Aung San Suu Kyi, the detained Myanmar opposition leader, has said all political prisoners must be freed as a precondition for any visit to the country by the UN secretary general.
A visit by Ban Ki-moon has been mooted as a possible way of breathing life into talks on political reform between the country's opposition and ruling military.
But in a meeting on Monday with Ibrahim Gambari, the UN special envoy to Myanmar, Aung San Suu Kyi was quoted as saying that the release of all political detainees was a "minimum requirement" for any talks to go ahead.
The opposition leader and Nobel peace laureate has herself been held under house arrest for most of the past 19 years.
Monday's talks with Gambari are thought to have been the first contact Aung San Suu Kyi has had with someone from outside Myanmar since she met him in March last year.
Commenting on the meeting, a spokesman for Aung San Suu Kyi's the opposition National League for Democracy said she had explained to Gambari that she was "ready and willing to meet anyone, but she could not accept having meetings without achieving any outcome."
The talks with Gambari took place behind closed doors on Monday morning at a government-owned guesthouse in Yangon, Myanmar's former capital.
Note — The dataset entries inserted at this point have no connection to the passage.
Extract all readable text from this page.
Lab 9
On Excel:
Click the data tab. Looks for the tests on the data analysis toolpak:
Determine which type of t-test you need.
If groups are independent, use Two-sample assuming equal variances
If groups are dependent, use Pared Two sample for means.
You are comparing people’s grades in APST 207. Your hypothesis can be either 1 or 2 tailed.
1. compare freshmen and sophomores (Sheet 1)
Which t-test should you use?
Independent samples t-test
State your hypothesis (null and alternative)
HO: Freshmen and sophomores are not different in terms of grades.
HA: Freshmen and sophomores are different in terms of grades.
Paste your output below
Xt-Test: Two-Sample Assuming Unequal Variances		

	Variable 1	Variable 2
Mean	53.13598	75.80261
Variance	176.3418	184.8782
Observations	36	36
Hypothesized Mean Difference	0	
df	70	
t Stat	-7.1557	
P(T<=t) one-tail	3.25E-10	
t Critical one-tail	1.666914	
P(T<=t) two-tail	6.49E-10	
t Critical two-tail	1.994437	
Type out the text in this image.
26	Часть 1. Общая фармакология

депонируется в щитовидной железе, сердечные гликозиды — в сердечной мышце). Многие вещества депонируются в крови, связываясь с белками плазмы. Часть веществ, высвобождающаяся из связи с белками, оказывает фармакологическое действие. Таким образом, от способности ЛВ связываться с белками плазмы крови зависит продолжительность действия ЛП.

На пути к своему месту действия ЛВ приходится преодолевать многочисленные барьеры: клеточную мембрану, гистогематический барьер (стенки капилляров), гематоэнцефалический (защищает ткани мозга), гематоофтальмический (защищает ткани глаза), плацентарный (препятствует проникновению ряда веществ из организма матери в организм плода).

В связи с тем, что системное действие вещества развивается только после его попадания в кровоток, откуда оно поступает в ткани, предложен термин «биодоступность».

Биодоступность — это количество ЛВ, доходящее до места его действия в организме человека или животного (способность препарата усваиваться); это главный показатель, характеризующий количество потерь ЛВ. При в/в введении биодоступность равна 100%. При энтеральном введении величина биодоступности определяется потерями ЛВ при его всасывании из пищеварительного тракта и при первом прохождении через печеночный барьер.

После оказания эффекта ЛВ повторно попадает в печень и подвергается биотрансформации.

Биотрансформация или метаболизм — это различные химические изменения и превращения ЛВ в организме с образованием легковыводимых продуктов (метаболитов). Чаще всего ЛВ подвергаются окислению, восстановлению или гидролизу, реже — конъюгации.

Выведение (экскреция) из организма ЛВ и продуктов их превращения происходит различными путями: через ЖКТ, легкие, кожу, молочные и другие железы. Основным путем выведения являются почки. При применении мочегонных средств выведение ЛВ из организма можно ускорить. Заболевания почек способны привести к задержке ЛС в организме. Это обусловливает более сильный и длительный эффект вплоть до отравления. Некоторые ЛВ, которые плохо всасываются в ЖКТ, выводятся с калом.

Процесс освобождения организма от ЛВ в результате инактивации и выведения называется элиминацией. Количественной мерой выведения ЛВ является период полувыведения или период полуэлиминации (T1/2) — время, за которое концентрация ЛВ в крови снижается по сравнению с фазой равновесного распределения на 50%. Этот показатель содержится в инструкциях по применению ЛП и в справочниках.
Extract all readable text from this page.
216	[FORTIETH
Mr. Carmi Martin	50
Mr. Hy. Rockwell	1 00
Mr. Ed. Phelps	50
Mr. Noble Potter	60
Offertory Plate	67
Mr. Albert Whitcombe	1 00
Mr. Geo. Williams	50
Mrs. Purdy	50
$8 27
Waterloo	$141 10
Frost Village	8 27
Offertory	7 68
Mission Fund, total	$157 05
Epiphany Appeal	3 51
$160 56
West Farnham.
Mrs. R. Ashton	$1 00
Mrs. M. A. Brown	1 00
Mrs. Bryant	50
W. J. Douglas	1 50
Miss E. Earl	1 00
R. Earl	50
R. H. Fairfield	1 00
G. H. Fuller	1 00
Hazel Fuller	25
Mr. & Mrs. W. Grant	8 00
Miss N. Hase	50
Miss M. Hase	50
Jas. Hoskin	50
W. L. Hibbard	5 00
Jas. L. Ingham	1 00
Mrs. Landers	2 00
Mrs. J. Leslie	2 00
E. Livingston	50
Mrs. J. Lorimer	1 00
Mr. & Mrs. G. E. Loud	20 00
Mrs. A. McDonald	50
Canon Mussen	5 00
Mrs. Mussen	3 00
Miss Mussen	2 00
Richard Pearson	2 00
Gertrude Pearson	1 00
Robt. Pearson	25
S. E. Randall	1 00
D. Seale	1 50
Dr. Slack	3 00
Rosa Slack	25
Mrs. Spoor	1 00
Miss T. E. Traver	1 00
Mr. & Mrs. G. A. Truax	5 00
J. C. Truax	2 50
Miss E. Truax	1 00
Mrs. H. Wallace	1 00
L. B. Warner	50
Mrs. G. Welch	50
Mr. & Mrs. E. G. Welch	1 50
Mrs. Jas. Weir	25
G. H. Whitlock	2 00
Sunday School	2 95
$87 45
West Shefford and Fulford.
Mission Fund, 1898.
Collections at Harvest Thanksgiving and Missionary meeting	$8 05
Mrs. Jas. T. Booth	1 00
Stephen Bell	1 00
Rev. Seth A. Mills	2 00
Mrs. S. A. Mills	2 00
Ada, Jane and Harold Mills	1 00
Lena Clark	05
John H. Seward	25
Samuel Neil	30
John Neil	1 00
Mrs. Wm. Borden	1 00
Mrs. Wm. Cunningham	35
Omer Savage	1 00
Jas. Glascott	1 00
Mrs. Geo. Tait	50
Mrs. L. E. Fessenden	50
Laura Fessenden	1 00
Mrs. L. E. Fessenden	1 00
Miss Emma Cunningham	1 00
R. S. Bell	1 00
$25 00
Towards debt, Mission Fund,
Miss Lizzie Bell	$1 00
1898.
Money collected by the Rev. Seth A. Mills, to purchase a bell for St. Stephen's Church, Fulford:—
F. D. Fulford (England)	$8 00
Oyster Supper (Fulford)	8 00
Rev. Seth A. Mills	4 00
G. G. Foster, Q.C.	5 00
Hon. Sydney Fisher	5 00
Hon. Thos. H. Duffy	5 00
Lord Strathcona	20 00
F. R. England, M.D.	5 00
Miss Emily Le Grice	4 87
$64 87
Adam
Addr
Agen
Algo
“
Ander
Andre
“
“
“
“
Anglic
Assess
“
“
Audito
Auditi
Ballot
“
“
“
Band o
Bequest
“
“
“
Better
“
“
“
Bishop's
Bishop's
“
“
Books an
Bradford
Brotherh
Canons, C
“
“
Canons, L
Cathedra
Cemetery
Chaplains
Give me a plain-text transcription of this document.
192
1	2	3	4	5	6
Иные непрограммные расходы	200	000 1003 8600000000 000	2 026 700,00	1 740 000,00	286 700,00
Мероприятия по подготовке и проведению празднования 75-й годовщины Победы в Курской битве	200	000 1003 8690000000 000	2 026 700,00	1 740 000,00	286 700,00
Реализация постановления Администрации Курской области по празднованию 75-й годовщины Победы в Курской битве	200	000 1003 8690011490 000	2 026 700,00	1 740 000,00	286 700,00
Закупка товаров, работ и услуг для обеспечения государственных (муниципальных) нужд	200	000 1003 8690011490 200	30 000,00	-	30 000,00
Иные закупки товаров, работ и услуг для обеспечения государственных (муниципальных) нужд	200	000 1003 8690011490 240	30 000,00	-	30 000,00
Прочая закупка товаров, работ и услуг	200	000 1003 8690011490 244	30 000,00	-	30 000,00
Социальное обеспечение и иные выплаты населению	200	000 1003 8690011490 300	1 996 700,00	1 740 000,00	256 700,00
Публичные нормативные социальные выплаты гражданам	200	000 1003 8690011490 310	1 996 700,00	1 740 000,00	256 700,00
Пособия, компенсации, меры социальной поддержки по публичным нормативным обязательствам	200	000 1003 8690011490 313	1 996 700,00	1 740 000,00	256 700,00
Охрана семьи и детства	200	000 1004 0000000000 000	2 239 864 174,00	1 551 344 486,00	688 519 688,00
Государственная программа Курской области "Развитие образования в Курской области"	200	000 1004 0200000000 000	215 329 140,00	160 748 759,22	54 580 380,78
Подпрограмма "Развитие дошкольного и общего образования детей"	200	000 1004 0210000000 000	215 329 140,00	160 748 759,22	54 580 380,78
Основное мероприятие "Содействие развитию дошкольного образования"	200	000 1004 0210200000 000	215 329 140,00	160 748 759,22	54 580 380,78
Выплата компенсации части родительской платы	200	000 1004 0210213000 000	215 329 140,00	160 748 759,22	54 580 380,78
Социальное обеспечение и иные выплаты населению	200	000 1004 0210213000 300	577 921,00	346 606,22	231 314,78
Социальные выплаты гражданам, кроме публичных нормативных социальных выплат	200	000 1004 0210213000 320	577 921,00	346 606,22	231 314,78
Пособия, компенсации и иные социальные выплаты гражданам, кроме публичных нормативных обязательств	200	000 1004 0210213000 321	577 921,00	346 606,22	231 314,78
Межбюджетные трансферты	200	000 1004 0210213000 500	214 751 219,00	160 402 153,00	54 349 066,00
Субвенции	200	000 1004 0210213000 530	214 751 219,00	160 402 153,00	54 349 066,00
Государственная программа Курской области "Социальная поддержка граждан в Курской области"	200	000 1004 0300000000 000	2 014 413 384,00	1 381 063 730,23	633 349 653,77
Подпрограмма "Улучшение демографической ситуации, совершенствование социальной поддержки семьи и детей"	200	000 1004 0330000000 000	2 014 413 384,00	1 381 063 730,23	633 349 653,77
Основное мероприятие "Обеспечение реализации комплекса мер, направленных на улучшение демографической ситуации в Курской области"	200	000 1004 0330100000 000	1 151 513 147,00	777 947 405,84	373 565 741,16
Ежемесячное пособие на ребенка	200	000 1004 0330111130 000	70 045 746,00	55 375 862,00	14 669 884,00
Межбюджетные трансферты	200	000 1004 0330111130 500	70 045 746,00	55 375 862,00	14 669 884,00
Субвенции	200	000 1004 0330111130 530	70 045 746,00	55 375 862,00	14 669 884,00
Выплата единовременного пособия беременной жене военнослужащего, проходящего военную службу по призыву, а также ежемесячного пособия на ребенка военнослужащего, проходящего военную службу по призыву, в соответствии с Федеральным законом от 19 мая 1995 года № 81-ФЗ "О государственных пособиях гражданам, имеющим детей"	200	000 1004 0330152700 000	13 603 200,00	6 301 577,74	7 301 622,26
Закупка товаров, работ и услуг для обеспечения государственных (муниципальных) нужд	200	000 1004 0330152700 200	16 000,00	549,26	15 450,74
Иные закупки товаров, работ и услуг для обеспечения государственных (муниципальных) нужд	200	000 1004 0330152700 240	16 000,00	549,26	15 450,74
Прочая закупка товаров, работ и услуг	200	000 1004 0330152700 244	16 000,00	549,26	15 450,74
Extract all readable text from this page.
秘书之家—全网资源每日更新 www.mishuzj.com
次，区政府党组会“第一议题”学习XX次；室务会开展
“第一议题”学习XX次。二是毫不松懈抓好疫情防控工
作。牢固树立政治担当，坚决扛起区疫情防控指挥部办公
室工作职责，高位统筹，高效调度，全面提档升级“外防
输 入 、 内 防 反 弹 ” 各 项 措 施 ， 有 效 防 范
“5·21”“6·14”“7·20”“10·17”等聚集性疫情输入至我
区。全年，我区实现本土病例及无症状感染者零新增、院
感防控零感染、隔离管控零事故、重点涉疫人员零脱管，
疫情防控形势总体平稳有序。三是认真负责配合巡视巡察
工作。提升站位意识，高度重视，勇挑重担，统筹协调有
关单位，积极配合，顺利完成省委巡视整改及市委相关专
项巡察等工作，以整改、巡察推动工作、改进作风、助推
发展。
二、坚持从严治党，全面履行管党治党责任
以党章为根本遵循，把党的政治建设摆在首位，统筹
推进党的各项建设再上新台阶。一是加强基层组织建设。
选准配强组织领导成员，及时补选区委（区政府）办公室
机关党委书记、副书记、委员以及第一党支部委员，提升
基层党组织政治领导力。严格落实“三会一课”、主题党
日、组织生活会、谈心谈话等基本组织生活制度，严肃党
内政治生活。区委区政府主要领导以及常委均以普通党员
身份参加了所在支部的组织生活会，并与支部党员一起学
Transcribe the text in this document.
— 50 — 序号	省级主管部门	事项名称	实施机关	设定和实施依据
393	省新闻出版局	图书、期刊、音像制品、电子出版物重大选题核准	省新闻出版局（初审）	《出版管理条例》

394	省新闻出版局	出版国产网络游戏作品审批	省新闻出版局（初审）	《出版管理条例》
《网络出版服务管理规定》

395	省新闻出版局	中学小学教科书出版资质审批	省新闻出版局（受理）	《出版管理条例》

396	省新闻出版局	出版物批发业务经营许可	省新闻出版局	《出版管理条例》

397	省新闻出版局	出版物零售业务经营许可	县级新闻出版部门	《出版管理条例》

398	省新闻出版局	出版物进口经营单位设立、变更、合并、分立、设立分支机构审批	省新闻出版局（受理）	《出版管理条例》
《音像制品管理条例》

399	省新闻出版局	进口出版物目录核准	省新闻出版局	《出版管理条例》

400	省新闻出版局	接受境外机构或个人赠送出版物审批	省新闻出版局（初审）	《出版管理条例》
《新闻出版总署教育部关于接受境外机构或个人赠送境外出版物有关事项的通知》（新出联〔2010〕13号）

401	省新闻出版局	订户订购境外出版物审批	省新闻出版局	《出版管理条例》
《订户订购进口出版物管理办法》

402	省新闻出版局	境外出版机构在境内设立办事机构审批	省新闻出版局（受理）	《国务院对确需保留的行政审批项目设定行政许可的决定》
Few other details were given of the meeting, which lasted for about an hour.
Pressure
Gambari's visit is his seventh to Myanmar and comes amid growing frustration at the UN's lack of progress in reconciling the opposition and the military.
During Gamari's last visit in August 2008, Aung San Suu Kyi refused to meet him, saying his efforts to bring political reform to Myanmar had shown no sign of movement.
This time however she said she was prepared to hold talks with him if he stepped up pressure on the ruling generals.
On Tuesday, the fourth day of his visit, Gambari is expected to travel to the Myanmar's remote new capital, Naypyidaw, for meetings with senior military officials.
It is not clear however whether he will meet the reclusive ageing leader, Senior General Than Shwe.
UN officials have said that on this visit Gambari wanted to have "meaningful discussions" with all parties, including talks on the country's ailing economy.
Despite rich agricultural land, oil and mineral reserves, Myanmar is one of the poorest countries in South-East Asia.
The country is still struggling to recover from the impact of Cyclone Nargis last May, which killed an estimated 146,000 people.
After his meeting with Aung San Suu Kyi Gambari was due to travel to the town of Lambutta later on Monday, one of the places hardest-hit by the cyclone.
Over the weekend Gambari met government leaders, urging them to release the country's political prisoners and resume dialogue with the opposition.
The military has ruled Myanmar since 1962 and says it is pursuing its own so-called "roadmap to democracy" which will lead to eventual elections for a new national parliament.
Opposition groups have dismissed the roadmap as a sham, because it bars Aung San Suu Kyi and other opposition leaders from public office and guarantees the balance of power remains with the military.
Aung San Suu Kyi led her National League for Democracy to victory in national elections held in 1990, but the military government ignored the results and has kept her under house arrest for most of the intervening years.